今後も同サービスの拡大による事業拡大に向け積極的な活動を行ってまいります。
②財政状態の状況
(流動資産)
当第1四半期連結会計期間末における流動資産の残高は、61億73百万円(前連結会計年度末は89億31百万円)となり、27億58百万円減少しました。主な要因は、売上高の季節的変動による受取手形及び売掛金の29億71百万円減少によるものです。
(固定資産)
当第1四半期連結会計期間末における固定資産の残高は、21億64百万円(前連結会計年度末は20億63百万円)となり、1億0百万円増加しました。主な要因は、繰延税金資産の1億4百万円増加によるものです。
(流動負債)
当第1四半期連結会計期間末における流動負債の残高は、34億47百万円(前連結会計年度末は58億4百万円)となり、23億57百万円減少しました。主な要因は、支払手形及び買掛金の19億28百万円減少によるものです。
(固定負債)
当第1四半期連結会計期間末における固定負債の残高は、1億88百万円(前連結会計年度末は1億88百万円)となり、0百万円減少しました。主な要因は、固定負債その他の2百万円増加および退職給付に係る負債の2百万円減少によるものです。
(純資産)
当第1四半期連結会計期間末における純資産の残高は、47億2百万円(前連結会計年度末は50億2百万円)となり、3億0百万円減少しました。主な要因は、親会社株主に帰属する四半期純損失2億35百万円、剰余金の配当62百万円によるものです。
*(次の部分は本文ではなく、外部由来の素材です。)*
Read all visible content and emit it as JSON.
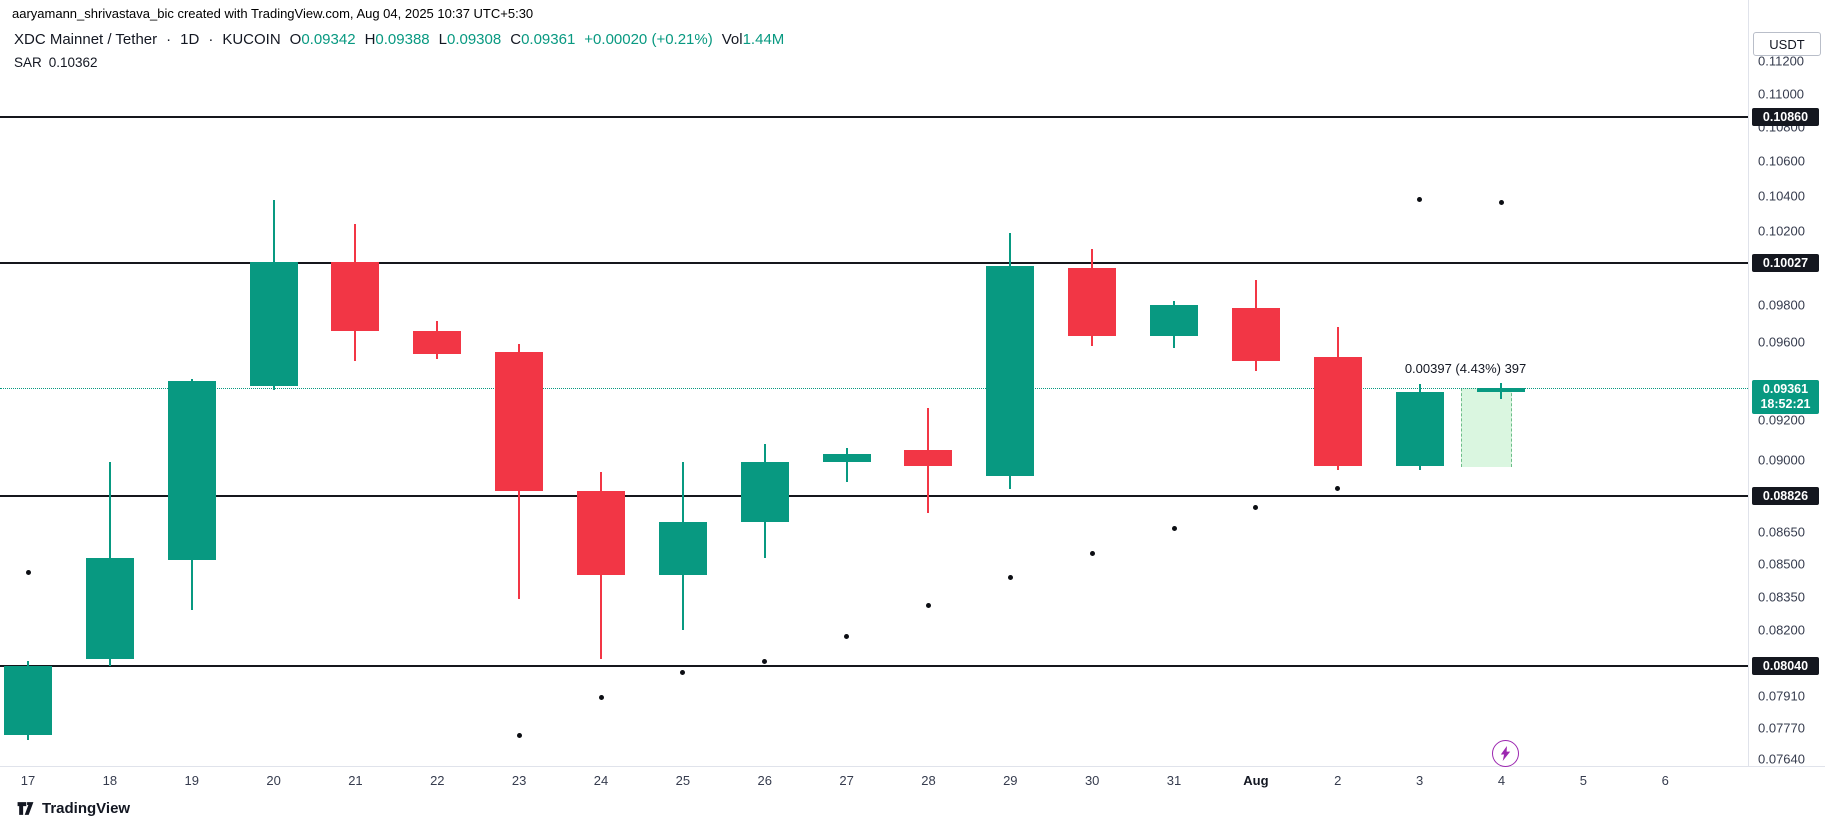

なお、「『税効果会計に係る会計基準』の一部改正」(企業会計基準第28号 平成30年2月16日)等を当第1四半期連結会計期間の期首から適用しており、財政状態については遡及処理後の前連結会計年度末の数値で比較を行っております。
(2)経営方針・経営戦略等
当第1四半期連結累計期間において、当社グループが定めている経営方針・経営戦略等について重要な変更はありません。
(3)事業上及び財務上の対処すべき課題
当第1四半期連結累計期間において、当社グループが対処すべき課題について重要な変更はありません。
(4)研究開発活動
当第1四半期連結累計期間における当社グループの研究開発の目的、内容、成果及び研究開発費は次のとおりであります。
・情報通信システム事業
安心・安全をキーワードとした、顧客ニーズに合致するシステム・製品・サービスの提供を拡充すべく、各種情報通信システムの開発に注力しております。これらの情報通信システム事業における研究開発費は22百万円であります。